Sa peau était fraîche comme la rosée et semblait douce comme de la soie. Chaque courbe de son corps était la perfection. Dans le creux de ses seins, s'écoulait un léger filet d'eau. Il admirait son corps élancé et musclé nager dans l'onde claire. Le lac était calme et silencieux, pas un souffle de vent dans les branchages, pas un bruissement d'animal, aucune autre lueur que la splendeur de l'astre nocturne qui inondait ce corps. Soudain la naïade regarda le jeune homme droit dans les yeux et il sentit d'infimes frissons venir effleurer sa peau et l'envelopper de chaleur. Elle se pencha, prit un peu d'eau au creux de ses mains, les rapprocha des lèvres du jeune seigneur, puis, sans un mot, avec une infinie douceur, elle l'invita à boire. Ses lèvres frôlèrent ses mains aussi blanches qu'un rayon de lune et il sentit monter en lui une ivresse inconnue. Il savait que désormais son cœur lui appartiendrait à tout jamais. Cette nuit là, la pleine lune baigna le paysage d'une douce lumière argentée et elle caressa leurs corps enlacés d'un rayonnement magique.



Mais au petit matin, une brume légère se répandit sur le lac et la jeune damoiselle disparut.

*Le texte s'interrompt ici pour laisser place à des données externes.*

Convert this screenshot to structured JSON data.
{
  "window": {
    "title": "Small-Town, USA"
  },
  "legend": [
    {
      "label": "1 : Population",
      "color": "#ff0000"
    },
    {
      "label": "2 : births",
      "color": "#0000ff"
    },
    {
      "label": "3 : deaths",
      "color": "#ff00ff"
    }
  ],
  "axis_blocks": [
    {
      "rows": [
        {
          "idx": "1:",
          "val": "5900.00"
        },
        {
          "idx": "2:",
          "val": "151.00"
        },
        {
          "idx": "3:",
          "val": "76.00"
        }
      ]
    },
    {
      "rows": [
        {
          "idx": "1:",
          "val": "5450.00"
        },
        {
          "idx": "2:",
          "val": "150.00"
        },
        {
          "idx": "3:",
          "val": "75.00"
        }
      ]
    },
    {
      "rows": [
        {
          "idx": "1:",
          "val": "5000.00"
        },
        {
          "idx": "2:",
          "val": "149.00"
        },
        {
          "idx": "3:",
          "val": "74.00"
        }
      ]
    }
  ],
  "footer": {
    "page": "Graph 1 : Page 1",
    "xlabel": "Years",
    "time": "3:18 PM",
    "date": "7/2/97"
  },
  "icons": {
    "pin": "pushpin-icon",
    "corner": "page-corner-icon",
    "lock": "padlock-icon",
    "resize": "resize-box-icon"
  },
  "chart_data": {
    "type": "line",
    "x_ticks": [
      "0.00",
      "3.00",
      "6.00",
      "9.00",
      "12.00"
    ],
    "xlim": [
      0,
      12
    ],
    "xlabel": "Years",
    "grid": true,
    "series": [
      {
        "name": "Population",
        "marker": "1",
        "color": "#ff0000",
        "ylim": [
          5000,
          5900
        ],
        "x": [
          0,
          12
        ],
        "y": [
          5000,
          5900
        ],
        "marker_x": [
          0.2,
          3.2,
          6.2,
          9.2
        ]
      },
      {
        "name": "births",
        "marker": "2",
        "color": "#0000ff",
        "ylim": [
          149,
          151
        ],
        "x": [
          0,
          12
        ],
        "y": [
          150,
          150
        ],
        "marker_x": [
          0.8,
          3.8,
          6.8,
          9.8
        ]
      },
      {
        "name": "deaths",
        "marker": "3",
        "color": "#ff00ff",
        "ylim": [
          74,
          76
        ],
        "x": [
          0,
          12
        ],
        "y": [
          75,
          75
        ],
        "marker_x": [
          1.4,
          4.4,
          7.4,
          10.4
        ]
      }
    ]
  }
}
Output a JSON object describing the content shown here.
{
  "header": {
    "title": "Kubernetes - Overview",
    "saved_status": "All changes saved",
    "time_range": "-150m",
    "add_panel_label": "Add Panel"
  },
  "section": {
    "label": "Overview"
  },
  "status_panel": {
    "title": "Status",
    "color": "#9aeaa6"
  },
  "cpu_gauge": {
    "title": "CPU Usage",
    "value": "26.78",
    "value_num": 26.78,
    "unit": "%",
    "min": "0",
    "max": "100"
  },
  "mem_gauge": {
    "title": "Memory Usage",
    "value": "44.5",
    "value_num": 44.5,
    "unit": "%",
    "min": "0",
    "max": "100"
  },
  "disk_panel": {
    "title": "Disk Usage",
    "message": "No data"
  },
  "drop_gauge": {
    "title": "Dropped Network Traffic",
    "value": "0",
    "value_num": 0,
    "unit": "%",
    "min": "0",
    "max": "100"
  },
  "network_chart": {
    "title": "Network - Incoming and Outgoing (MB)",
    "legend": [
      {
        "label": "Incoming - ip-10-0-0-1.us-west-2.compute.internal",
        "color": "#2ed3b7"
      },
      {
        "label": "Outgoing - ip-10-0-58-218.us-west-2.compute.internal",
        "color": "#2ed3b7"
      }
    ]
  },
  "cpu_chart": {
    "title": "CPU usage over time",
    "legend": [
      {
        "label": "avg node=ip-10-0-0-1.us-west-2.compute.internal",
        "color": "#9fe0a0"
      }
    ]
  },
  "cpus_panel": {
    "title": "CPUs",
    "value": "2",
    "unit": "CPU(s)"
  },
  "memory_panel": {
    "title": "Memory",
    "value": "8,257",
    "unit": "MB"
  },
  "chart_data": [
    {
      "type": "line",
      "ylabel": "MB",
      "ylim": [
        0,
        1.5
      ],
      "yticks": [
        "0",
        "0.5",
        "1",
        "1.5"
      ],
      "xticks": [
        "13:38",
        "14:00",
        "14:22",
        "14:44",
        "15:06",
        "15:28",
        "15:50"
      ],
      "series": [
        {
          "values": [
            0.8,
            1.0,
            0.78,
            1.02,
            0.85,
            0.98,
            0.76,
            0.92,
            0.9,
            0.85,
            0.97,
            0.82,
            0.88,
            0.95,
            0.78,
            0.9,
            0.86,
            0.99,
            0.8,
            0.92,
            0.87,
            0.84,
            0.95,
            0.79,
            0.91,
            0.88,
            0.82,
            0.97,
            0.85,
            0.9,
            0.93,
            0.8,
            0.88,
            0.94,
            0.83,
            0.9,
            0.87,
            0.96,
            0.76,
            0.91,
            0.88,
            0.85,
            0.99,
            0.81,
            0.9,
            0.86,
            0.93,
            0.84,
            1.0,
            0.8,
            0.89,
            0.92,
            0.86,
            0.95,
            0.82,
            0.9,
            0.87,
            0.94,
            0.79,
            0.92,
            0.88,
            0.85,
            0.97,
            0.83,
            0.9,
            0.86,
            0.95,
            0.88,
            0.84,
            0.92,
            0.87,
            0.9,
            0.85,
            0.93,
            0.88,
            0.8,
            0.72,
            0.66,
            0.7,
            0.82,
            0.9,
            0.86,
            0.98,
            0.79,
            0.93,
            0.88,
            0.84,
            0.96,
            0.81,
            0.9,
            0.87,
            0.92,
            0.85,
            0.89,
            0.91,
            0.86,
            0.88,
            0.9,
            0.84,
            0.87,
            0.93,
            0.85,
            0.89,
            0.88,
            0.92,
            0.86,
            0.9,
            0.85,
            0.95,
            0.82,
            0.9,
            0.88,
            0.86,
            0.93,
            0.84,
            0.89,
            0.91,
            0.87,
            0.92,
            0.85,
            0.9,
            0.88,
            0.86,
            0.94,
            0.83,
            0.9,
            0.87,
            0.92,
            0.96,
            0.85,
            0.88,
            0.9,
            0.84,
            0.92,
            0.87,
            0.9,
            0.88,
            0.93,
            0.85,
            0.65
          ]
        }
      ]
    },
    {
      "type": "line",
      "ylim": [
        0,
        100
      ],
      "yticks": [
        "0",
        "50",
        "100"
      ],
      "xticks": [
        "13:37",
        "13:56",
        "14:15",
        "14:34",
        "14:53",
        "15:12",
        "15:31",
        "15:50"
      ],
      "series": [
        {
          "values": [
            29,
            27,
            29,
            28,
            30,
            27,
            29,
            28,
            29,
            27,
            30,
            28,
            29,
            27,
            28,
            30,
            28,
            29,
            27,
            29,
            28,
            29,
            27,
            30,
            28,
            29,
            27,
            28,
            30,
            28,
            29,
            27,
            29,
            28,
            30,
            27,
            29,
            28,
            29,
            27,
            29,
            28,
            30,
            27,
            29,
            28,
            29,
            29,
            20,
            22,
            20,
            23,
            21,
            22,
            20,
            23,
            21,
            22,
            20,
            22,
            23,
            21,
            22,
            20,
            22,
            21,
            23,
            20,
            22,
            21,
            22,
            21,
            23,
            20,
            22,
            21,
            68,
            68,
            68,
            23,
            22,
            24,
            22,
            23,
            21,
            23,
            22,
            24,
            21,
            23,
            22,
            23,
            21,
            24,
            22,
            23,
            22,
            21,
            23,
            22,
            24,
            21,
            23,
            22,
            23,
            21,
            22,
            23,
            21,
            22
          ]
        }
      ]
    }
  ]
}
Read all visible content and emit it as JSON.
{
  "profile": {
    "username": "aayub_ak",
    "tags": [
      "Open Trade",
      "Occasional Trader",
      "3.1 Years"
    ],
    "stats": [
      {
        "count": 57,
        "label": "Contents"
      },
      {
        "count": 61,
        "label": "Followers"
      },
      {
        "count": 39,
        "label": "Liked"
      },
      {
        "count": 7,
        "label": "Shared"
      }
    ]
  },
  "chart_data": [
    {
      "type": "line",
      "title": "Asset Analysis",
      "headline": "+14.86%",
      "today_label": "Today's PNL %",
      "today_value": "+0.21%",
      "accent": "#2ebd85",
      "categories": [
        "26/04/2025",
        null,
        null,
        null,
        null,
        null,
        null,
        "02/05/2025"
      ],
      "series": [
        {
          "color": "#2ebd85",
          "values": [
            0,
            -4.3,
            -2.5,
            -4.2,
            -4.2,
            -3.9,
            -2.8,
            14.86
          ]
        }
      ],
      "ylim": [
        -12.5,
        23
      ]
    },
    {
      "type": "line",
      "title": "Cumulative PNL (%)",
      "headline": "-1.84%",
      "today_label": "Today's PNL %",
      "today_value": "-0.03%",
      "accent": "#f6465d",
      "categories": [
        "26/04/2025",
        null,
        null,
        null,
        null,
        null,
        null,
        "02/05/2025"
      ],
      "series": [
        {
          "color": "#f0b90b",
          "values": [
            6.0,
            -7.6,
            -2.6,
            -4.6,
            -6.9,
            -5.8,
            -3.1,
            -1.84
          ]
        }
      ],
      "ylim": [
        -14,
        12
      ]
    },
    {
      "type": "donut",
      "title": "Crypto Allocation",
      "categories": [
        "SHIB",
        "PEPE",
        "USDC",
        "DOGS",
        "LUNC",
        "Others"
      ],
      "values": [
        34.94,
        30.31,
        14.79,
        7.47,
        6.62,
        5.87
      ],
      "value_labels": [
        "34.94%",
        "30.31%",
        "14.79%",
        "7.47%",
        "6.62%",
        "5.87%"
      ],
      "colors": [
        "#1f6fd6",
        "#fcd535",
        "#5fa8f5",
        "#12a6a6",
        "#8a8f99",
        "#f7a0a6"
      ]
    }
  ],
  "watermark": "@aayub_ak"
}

Il essaya pendant des heures et des heures, de la retrouver, mais en vain. Il décida alors de rentrer chez lui. Il reprit la longue allée d'arbres par laquelle il était venu, jusqu'à atteindre l'imposant portail de fer forgé noir. Il le poussa sans encombre et se retrouva non loin de la fontaine qu'il avait quittée la nuit auparavant. Rien ne semblait avoir changé excepté les ruines qui n'étaient plus là, mais il ne s'en soucia pas. Il chercha des yeux la cabane, souhaitant y retrouver son compagnon mais elle avait disparu, elle aussi. Il faisait grand jour maintenant, sans doute son ami était-il rentré au château. Il hurla toutefois son nom, espérant entendre retentir le son de sa voix, mais seul l'écho lui répondit. Il marcha jusqu'au soir pour atteindre les abords de la forêt. Un vieux paysan était en train de labourer. Archambauds lui demanda le chemin du Château de Hérisson. « Le château de Hérisson » lui répondit le vieil homme «  Mais seigneur cela fait plus de 50 ans qu'il a été pillé. Il ne reste que pierres et du lierre. » Le jeune homme ne comprenait pas, alors le vieillard lui expliqua qu'après la disparition du jeune Sire Archambauds au cours d'une chasse dans la forêt de Tronçais, son père, le Duc des bourbons mit fin à ses jours et sa Majesté François Ier profita de l'occasion pour agrandir le Royaume de France . Le jeune châtelain se rendit en grande hâte sur les lieux de son enfance, mais quand il arriva, il ne restait que ruine et désolation. Le jeune homme épuisé s'écroula, il ne demeurait rien de son passé si ce n'est que quelques murs effondrés. On le vit tourner pendant prés de trois jours autour du château, puis il s'enfonça au cœur de la grande forêt et personne ne le revit plus jamais.